The digitised works will be archived permanently in cooperation with the Leibniz Computing Centre (LRZ), made openly accessible and retrievable in local (OPAC of the Bayerische Staatsbibliothek), national (union catalogue of the Gateway Bayern) and international catalogues (WorldCat, Union Catalog of Chinese Rare Books of the National Central Library, Taipei) and portals (virtual subject library of east and south-east Asia CrossAsia, Europeana) and by using search engines and will be presented at this website in a particularly material-adequate manner:

Many of the manuscript scrolls and leporelli are not only divided into separate individual images, but can also be viewed in one piece with steplessly variable zoom. In a great number of digitised volumes important structural features – i.a. chapter titles or numbering, prefaces and epilogues, images or owners' seals – are captured as entry marks, thus permitting comfortable access to structure and content components of the digitised items. These structural data are incorporated in the search function.

Digitisation in cooperation with Google

Since 2013 this website also contains digital copies of Chinese and Japanese prints of the 17th to the 19th century, which were produced within the framework of the public-private partnership between the Bavarian State Library and Google: A total of around one million volumes of the Bavarian State Library were scanned by Google, among them around 15,000 Chinese and around 2,000 Japanese volumes.
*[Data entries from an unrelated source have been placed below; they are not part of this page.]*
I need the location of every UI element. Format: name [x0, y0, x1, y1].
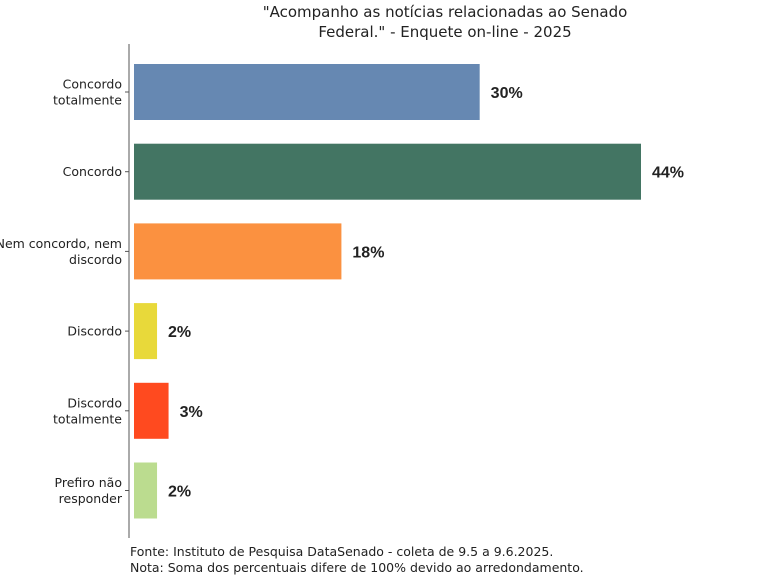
category-label-5-0: Prefiro não — [55, 475, 122, 490]
chart-footer: Fonte: Instituto de Pesquisa DataSenado … — [130, 544, 584, 576]
category-label-2-0: Nem concordo, nem — [0, 236, 122, 251]
bar-2 — [134, 223, 342, 280]
bar-1 — [134, 143, 641, 200]
footer-note: Nota: Soma dos percentuais difere de 100… — [130, 560, 584, 575]
chart-title: "Acompanho as notícias relacionadas ao S… — [200, 2, 690, 42]
category-label-3-0: Discordo — [67, 324, 122, 339]
category-label-0-0: Concordo — [63, 77, 122, 92]
bar-3 — [134, 303, 158, 360]
bar-4 — [134, 382, 169, 439]
footer-source: Fonte: Instituto de Pesquisa DataSenado … — [130, 544, 554, 559]
category-label-4-1: totalmente — [53, 411, 122, 426]
bar-5 — [134, 462, 158, 519]
value-label-1: 44% — [652, 165, 684, 182]
value-label-3: 2% — [168, 324, 191, 341]
category-label-5-1: responder — [59, 491, 123, 506]
category-label-0-1: totalmente — [53, 93, 122, 108]
category-label-4-0: Discordo — [67, 395, 122, 410]
value-label-0: 30% — [491, 85, 523, 102]
value-label-5: 2% — [168, 484, 191, 501]
category-label-1-0: Concordo — [63, 164, 122, 179]
chart-title-line-1: "Acompanho as notícias relacionadas ao S… — [262, 3, 628, 21]
category-label-2-1: discordo — [69, 252, 122, 267]
value-label-2: 18% — [352, 244, 384, 261]
chart-title-line-2: Federal." - Enquete on-line - 2025 — [318, 23, 572, 41]
value-label-4: 3% — [180, 404, 203, 421]
bar-0 — [134, 64, 480, 120]
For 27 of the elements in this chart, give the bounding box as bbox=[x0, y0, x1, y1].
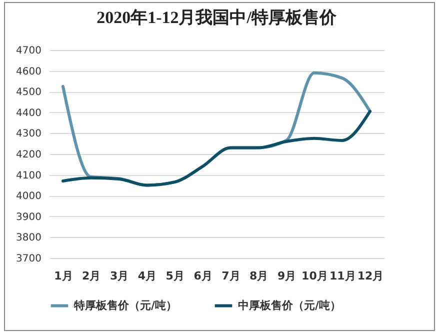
legend-label: 中厚板售价（元/吨） bbox=[238, 298, 342, 312]
x-tick-label: 7月 bbox=[222, 270, 240, 282]
x-tick-label: 10月 bbox=[302, 270, 328, 282]
legend-label: 特厚板售价（元/吨） bbox=[73, 298, 178, 312]
x-tick-label: 11月 bbox=[329, 270, 356, 282]
x-tick-label: 3月 bbox=[110, 270, 129, 282]
y-tick-label: 3700 bbox=[16, 254, 42, 264]
y-tick-label: 4000 bbox=[16, 191, 42, 202]
y-tick-label: 3800 bbox=[16, 232, 42, 244]
chart-title: 2020年1-12月我国中/特厚板售价 bbox=[96, 8, 338, 27]
x-tick-label: 9月 bbox=[277, 270, 296, 282]
x-tick-label: 5月 bbox=[166, 270, 184, 282]
x-tick-label: 1月 bbox=[54, 270, 73, 282]
y-tick-label: 4300 bbox=[16, 128, 42, 140]
x-tick-label: 8月 bbox=[250, 270, 268, 282]
y-tick-label: 4500 bbox=[16, 87, 42, 98]
x-tick-label: 12月 bbox=[357, 270, 384, 282]
x-tick-label: 6月 bbox=[194, 270, 212, 282]
x-tick-label: 2月 bbox=[82, 270, 101, 282]
x-tick-label: 4月 bbox=[138, 270, 157, 282]
y-tick-label: 4600 bbox=[16, 66, 42, 78]
y-tick-label: 4700 bbox=[16, 46, 42, 56]
y-tick-label: 4100 bbox=[16, 170, 42, 182]
y-tick-label: 3900 bbox=[16, 212, 42, 223]
line-series bbox=[61, 110, 372, 187]
y-tick-label: 4400 bbox=[16, 108, 42, 119]
y-tick-label: 4200 bbox=[16, 150, 42, 160]
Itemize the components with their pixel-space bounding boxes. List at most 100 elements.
Since the end of the year 2017 the majority of the printed, copyright-free Chinese collection (publication year before 1870) of the Bavarian State Libray, a substantial number of Chinese manuscripts, a large portion of the copyright-free Japanese collection as well as a certain number of Corean titles have been available online for browsing page by page. Thus one of the most extensive collections of Chinese rare books in Europe is freely available to users worldwide. Altogether more than 2 million images are presented via this website.